A wonderworking icon is an icon through which God has chosen to work miracles. That’s it. The icon itself doesn’t possess power, God acts through it, just as He acts through the prayers of the saint or the Theotokos depicted in the image.
These icons have become known over time for healings, for streaming myrrh, for protection during disasters, or for other signs that the Church has witnessed and recognized. They’re not different in kind from other icons. Every icon is a window to heaven, a means of communion with the person shown. But some icons become known as wonderworking because God has chosen to manifest His grace through them in ways that people can see, smell, or experience physically.
How It Works
Here’s what we don’t believe: the wood and paint have magic properties. Here’s what we do believe: when we venerate an icon, our honor passes through the image to the person depicted. That’s basic iconography, settled at the Seventh Ecumenical Council. With a wonderworking icon, God sometimes makes that connection visible. Myrrh streams from an icon of the Theotokos. Someone prays before an icon of St. Nicholas and gets healed. A fragrance fills the church when a particular icon is present.
The miracle comes from God, working through the intercessions of the saint. The icon is the meeting place.
Think of it this way. When you call your mom in Houston, the phone isn’t your mom. But it’s the means by which you hear her voice and talk to her. A wonderworking icon is like that phone, except sometimes the connection is so strong that everyone in the room can smell the roses or see the oil.
Examples You Might Encounter
The Kursk Root Icon of the Mother of God travels around North America regularly. It’s been to Antiochian parishes across the country. People report that the cloth covering it gets wet with myrrh during services, and the fragrance fills the building. The Hawaiian Iveron Icon does the same thing, it streamed myrrh all morning during the Divine Liturgy at an Antiochian convention a couple years back.
There’s the Iveron Icon on Mount Athos, the Vladimir Icon of the Theotokos, the Kazan Icon. Hundreds of others, some famous across the Orthodox world, some known mainly in one monastery or one region. St. Nicholas is called “the Wonderworker” partly because so many icons of him have been associated with miracles.
If one of these icons comes to a parish near you, go venerate it. But don’t go thinking it’s different from the icons already on your parish walls. God can work through any icon. He’s just chosen to make His work more obvious through certain ones, maybe to strengthen our faith, maybe to draw attention to a particular saint’s intercessions, maybe for reasons we don’t fully understand.
What the Church Says
The Church recognizes wonderworking icons carefully. Bishops oversee their travels. Clergy and faithful witness the phenomena together, nobody’s making private claims about secret miracles. When the Kursk Icon visits a parish, it’s not because someone had a vision in their basement. It’s because the Church has seen God work through this icon for generations and blesses its veneration publicly.

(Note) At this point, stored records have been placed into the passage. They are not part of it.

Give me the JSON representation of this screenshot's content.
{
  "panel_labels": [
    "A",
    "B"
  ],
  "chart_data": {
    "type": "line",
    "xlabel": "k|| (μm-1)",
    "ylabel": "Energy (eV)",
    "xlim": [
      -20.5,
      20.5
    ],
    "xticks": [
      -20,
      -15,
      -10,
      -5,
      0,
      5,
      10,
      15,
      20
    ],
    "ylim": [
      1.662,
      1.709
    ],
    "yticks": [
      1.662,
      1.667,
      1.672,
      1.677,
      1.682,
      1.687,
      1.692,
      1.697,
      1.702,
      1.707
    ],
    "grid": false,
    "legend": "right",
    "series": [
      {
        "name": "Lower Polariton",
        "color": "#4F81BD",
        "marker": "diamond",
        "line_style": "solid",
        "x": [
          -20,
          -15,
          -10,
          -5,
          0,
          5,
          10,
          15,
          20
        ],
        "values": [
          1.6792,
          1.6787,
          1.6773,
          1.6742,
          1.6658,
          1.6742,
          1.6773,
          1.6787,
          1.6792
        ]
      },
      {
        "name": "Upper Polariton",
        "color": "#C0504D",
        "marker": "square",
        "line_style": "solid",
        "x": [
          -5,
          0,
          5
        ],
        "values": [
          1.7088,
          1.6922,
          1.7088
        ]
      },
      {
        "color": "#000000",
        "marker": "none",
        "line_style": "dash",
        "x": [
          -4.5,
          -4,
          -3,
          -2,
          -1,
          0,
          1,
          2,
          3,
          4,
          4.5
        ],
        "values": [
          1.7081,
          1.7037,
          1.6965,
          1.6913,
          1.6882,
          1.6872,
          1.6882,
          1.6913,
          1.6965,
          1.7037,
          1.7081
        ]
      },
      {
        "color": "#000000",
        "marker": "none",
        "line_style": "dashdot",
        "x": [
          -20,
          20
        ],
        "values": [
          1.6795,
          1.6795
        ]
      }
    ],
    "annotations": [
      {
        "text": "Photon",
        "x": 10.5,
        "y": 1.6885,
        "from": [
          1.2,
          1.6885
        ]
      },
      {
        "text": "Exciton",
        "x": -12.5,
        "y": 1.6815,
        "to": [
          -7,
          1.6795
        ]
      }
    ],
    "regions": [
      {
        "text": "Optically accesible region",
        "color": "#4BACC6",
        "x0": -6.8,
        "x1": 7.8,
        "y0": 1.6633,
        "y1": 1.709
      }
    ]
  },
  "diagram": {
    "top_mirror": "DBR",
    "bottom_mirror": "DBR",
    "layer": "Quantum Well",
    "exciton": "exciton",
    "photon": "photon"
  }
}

This matters because we’re not Pentecostals. We don’t chase after signs. We don’t treat icons like lucky charms. The Church’s careful oversight protects us from superstition on one side and from rationalist dismissal on the other.
A Word of Caution
Don’t get weird about this. I’ve met inquirers who worry that venerating icons is idolatry, and I’ve met cradle Orthodox who treat certain icons like they’re spiritual vending machines. Both miss the point.
We venerate icons because we believe the saints are alive in Christ and we can ask their prayers. Wonderworking icons just make that reality more tangible. But you can pray before any icon of St. Mary of Egypt and ask her intercessions. You don’t need the specific wonderworking icon that’s in such-and-such monastery. God hears you either way.
The flip side: don’t be so skeptical that you miss what God is doing. If you’re standing in church and an icon is streaming myrrh and you can smell it, don’t spend the whole service trying to figure out the naturalistic explanation. Sometimes God breaks into our world in ways we can perceive with our senses. That’s what the Incarnation is about. He took flesh. He’s not afraid of matter.
When a wonderworking icon visits St. Michael or another parish in Southeast Texas, it’s a gift. Go venerate it with faith. Ask the Theotokos or the saint to pray for you. Bring your kids so they can see that our faith isn’t just ideas, it’s encountering the living God who still acts in His world. Then go home and keep praying before the icons you already have, because they’re windows to the same heaven.